As a professional this project has helped build the capacity of teaching staff and managers on quality delivery of curriculum to address the critical needs of food and nutrition.

How did you become involved?
We responded to the call by EDULINK. I was involved in the development of the ideas based on my many years’ experience in project management and teaching in the University.

The Project and your role?
I carried out a survey to determine the level of preparedness of various Universities teaching agriculture in Eastern Kenya namely Meru, Chuka, Karatina, Embu, Pwani and SEKU. I also attended various workshops in Uganda, Kenya, Zimbambe and Italy to share ideas and experiences of teaching agriculture effectively. I also reviewed a postharvest postgraduate curriculum as well as some teaching manuals. In SEKU I helped to set up a model teaching laboratory and a greenhouse.

What advantages does working with international partners bring?
Engagement with the EU HE institutions in this project has helped to build capacity of ESA institutions especially in emerging areas of scientific research and management of research grants.
The fact that this project involved south-south and south-north partnership meant that there was a lot of learning and sharing of experience which lead to further collaborations and building capacity of staff and students. For us to fight food and nutritional deficiencies, more research, sensitisation and capacity building is still needed to make agriculture a key discipline in our Universities.

What are your expectations from the results?
The project has helped to create awareness on the quality of teaching in the universities of the region and especially regarding the materials and equipment required to effectively teach agriculture and associated disciplines.

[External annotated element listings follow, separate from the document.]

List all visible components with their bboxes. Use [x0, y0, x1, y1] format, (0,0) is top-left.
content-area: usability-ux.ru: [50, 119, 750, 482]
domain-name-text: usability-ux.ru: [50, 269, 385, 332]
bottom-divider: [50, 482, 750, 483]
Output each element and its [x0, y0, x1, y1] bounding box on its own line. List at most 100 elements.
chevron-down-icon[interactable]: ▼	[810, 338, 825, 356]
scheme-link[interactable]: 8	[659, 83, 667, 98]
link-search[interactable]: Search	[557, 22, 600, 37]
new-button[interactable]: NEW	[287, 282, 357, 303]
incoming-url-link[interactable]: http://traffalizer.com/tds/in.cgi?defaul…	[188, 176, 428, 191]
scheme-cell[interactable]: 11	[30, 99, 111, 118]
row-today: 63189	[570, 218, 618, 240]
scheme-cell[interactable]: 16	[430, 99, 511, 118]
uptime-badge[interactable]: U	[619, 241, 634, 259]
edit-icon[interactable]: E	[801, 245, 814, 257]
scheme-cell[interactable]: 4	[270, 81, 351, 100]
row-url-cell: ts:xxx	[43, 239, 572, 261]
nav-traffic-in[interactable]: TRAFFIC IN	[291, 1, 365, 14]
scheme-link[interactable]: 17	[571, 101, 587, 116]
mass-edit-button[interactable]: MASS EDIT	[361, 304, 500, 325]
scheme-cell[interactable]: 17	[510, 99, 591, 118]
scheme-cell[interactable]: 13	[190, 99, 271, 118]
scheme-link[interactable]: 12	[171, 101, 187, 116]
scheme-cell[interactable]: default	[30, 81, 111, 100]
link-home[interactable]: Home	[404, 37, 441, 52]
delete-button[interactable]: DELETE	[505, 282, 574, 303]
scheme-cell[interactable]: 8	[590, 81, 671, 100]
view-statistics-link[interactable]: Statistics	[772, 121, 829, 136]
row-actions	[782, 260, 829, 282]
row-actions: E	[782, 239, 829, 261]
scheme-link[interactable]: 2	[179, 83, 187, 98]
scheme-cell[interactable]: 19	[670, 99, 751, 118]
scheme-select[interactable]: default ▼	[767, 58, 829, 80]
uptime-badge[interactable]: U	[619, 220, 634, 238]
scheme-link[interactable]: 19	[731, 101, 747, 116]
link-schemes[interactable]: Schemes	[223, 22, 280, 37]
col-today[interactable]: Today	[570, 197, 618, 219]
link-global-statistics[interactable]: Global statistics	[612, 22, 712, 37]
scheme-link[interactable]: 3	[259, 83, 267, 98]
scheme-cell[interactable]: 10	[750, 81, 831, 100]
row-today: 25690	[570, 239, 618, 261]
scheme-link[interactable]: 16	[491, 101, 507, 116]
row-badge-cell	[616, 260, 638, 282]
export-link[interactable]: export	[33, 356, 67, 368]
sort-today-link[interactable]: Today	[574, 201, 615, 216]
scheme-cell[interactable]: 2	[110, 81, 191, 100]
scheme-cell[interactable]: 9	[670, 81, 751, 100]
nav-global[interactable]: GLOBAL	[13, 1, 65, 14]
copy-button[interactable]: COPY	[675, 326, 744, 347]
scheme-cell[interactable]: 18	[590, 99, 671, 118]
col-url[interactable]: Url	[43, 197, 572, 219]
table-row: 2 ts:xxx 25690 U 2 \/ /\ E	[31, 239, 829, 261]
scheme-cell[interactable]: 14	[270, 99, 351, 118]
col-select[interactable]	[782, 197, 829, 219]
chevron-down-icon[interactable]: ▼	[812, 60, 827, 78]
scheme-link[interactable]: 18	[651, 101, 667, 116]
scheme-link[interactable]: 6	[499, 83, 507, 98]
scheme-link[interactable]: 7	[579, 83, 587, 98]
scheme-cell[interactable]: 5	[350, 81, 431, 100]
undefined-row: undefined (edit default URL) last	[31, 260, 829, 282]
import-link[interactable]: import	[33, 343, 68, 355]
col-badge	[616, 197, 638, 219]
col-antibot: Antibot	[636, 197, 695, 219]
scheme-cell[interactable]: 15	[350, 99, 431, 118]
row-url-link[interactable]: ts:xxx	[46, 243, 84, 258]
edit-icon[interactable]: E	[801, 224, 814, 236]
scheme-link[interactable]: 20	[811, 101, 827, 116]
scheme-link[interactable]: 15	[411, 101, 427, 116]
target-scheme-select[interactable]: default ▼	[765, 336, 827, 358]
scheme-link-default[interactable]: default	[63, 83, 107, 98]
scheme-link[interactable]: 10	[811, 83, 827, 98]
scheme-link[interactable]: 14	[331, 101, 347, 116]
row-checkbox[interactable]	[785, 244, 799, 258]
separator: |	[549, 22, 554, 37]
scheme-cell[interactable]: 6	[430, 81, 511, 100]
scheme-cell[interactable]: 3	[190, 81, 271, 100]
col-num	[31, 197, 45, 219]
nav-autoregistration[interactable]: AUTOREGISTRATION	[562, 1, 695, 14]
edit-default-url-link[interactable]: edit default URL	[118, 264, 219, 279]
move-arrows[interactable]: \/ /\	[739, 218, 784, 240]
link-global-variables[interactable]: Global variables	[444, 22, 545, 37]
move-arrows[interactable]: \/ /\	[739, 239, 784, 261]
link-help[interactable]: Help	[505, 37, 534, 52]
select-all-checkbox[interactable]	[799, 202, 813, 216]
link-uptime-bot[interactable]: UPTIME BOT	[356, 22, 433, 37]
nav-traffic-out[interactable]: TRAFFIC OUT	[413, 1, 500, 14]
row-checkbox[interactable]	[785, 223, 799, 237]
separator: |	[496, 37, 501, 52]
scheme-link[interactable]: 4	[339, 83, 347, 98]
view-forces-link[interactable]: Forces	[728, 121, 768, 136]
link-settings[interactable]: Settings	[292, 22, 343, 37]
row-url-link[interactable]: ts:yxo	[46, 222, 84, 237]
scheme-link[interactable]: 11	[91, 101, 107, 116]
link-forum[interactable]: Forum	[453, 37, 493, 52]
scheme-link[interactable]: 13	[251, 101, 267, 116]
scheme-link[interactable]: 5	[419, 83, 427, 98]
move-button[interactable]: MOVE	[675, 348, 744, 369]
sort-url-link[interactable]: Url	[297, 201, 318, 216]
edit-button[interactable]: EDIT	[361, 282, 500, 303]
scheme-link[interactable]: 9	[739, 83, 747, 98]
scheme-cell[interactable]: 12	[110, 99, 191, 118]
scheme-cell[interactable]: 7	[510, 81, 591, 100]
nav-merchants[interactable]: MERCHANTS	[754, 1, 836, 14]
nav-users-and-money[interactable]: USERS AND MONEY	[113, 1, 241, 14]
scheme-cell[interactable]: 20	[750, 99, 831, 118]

Through the project we also obtained feedback from the students and as a result were able to engage the management of selected universities to sensitize them on the level of teaching agriculture in the Universities. This sensitization has enabled some of the Universities to invest in the teaching of agriculture and related fields.

Have you identified any impact to date?
Through the experiences gained, I have changed my way of teaching to make it more practical and issue based which the students are likely to encounter in the field. The sensitization programmes we conducted aimed at faculties of agriculture and management has improved the attention and resources that agriculture is being given at the participating universities. A draft postgraduate in postharvest technology has been developed as well as teaching manuals in various disciplines. We have developed teaching facilities and through the technical visits, a lot of experience in research management has been achieved and is now being implemented.